I Neutralize My Negative Emotional Charge

I notice that each of these statements sounds a little jargon-y.  This week is about integrating the previous 4 weeks of statements into one protocol that serves to handle intense emotional experiences as they arise.  Brown discusses in the reading (which is a bit voluminous this week compared to the previous three) that what prevents us from experiencing pure joy is the judgment that we place on the experiences that we are having.  So attempting to view different emotional states as equal allows the flow of joy to proceed unimpeded in our lives.

Interesting thought, that by not seeing sadness or pain as bad, joy can be present.

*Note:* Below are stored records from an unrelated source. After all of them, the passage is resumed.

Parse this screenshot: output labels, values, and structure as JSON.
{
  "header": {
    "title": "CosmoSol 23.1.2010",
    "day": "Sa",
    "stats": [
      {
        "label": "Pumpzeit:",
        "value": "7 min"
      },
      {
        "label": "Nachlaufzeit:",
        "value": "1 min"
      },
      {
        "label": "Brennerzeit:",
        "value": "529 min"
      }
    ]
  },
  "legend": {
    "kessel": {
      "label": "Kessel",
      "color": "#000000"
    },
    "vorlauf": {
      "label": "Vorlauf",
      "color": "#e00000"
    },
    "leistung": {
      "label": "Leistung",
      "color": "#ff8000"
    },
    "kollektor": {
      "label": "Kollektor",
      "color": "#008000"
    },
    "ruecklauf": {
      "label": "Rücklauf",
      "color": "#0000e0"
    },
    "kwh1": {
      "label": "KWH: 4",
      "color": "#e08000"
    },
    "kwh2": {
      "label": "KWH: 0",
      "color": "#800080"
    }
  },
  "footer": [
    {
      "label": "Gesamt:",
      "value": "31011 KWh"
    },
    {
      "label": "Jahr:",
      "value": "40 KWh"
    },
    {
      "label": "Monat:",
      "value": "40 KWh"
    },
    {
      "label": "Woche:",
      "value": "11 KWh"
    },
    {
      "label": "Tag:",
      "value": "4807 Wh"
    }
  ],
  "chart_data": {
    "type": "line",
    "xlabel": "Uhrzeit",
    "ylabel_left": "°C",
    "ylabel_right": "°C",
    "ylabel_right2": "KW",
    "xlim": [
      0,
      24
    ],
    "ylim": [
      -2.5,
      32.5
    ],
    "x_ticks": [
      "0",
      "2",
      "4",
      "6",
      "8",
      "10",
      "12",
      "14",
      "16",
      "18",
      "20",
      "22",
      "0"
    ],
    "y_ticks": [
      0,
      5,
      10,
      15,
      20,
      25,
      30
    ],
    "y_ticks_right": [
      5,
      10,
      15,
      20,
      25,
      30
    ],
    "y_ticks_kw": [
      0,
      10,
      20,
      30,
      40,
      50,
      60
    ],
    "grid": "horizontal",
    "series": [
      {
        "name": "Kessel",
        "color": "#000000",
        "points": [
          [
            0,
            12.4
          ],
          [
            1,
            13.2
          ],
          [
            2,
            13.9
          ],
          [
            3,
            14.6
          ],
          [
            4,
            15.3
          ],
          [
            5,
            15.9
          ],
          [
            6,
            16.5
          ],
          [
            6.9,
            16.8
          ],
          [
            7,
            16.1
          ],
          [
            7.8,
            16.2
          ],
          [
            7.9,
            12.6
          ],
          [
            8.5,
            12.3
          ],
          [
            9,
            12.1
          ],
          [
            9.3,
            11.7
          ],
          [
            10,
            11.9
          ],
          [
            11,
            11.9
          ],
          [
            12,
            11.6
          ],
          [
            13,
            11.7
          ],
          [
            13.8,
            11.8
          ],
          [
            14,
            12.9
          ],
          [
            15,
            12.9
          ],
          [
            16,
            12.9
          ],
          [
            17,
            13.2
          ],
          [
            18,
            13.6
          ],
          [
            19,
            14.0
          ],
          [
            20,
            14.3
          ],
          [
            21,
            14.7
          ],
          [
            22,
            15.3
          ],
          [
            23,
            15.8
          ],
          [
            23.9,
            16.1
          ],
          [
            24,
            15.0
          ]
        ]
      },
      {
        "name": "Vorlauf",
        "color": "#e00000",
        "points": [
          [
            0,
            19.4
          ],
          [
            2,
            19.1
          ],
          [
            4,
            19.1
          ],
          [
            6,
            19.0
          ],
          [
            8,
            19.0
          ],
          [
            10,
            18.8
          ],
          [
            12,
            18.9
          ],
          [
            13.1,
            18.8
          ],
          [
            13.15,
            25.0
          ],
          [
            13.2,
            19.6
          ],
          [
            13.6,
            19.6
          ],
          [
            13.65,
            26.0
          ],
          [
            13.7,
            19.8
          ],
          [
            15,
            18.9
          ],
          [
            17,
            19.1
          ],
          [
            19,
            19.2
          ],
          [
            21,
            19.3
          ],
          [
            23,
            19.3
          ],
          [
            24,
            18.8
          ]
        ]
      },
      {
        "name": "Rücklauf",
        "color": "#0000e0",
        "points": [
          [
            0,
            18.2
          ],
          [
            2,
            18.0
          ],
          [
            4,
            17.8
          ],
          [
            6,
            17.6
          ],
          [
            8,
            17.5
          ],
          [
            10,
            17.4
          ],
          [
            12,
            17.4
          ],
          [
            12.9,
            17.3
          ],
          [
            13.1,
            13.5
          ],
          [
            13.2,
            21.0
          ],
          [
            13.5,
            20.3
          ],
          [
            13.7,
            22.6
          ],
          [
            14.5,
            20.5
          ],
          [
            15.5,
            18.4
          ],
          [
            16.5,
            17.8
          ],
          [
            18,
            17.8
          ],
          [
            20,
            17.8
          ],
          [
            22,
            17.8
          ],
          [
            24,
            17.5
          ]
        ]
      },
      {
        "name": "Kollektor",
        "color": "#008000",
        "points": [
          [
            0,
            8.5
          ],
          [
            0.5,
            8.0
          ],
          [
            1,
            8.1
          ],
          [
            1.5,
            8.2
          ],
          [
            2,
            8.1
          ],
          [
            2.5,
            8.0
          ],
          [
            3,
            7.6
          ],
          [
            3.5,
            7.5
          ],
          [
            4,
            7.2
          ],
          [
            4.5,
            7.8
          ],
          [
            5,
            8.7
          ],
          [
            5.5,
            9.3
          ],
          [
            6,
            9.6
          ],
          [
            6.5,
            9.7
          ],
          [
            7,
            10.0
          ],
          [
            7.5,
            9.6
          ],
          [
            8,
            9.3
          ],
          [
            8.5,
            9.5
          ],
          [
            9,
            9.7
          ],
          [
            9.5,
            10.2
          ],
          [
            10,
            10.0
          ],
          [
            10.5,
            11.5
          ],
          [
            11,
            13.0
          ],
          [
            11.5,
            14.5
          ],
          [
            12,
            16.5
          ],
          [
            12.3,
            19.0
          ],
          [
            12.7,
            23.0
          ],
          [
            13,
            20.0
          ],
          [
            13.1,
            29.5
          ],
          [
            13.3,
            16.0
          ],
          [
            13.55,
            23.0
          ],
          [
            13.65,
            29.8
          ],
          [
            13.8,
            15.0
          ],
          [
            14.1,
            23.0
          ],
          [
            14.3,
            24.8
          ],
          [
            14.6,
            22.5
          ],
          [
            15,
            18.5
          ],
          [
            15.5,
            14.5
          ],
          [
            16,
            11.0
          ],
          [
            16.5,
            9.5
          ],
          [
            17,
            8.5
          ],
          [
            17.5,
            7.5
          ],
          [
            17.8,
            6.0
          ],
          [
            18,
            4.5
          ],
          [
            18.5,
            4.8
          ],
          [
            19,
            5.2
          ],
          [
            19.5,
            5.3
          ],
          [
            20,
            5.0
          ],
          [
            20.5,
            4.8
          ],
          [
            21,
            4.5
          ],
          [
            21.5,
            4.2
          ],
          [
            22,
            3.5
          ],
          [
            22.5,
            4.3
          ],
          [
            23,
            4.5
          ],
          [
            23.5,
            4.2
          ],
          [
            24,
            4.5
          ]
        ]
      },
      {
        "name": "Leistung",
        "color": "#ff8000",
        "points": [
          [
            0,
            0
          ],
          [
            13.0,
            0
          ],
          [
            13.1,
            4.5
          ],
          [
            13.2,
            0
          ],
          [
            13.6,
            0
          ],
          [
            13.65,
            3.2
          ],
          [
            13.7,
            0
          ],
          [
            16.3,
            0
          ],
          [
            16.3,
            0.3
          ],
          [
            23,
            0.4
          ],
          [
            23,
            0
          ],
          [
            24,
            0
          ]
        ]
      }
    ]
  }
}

The protocol goes something like this:

Dismiss the messenger (notice that something is coming up, acknowledge it and know that the emotional experience is intense because it is unrelated to the object, person, and even the time in which it is taking form)

Get the message (figure out what childhood thing it is echoing)

Feel it (let yourself feel it fully and identify the feeling in as simple terms as possible: sad, angry, afraid)

Compassion (give your inner child time and space and love as the feeling flows through you until it moves on)

I thought I had done this the other morning as I began this week.  I did my breathing, had some stuff come up and got a little teary and then moved on.  Then I heard my dog chewing on something and cracked open an eye to see him decimating a pen I had taken from him several times the night before.  This added to the four pairs of underwear he had destroyed the night previous as well, and it tipped me over the edge.  I got angry and stampy and then ended up sitting in the middle of my bed in a meltdown for the next 15 minutes or so, during which time I did my very best to just identify the feelings, have compassion for myself and just give the wave its time to crest and wane.  I felt alone, and defeated, and pitiful.  And I boo-hooed my way through it.  And on the other side of it I just picked up and moved forward.  I didn’t hold on to it, just left it behind and went through the rest of my day.

temper-tantrum22

Later when I looked back at it I couldn’t help but laugh at myself for having such a big feeling over such a small thing.  And I not only realized this then, but I actually saw in the moment of it all happening that I was having child flashbacks, feelings of being overwhelmed and sad that my things were destroyed or taken away, and that they couldn’t be replaced.  Feelings of not enough and being alone, set adrift in the world all by myself, came up as well.  Good stuff.  Good stuff.

I’ve made it to week 6.  This means I am past the halfway point.  I feel okay.  Not that it’s a question of that, but I’m still in the game.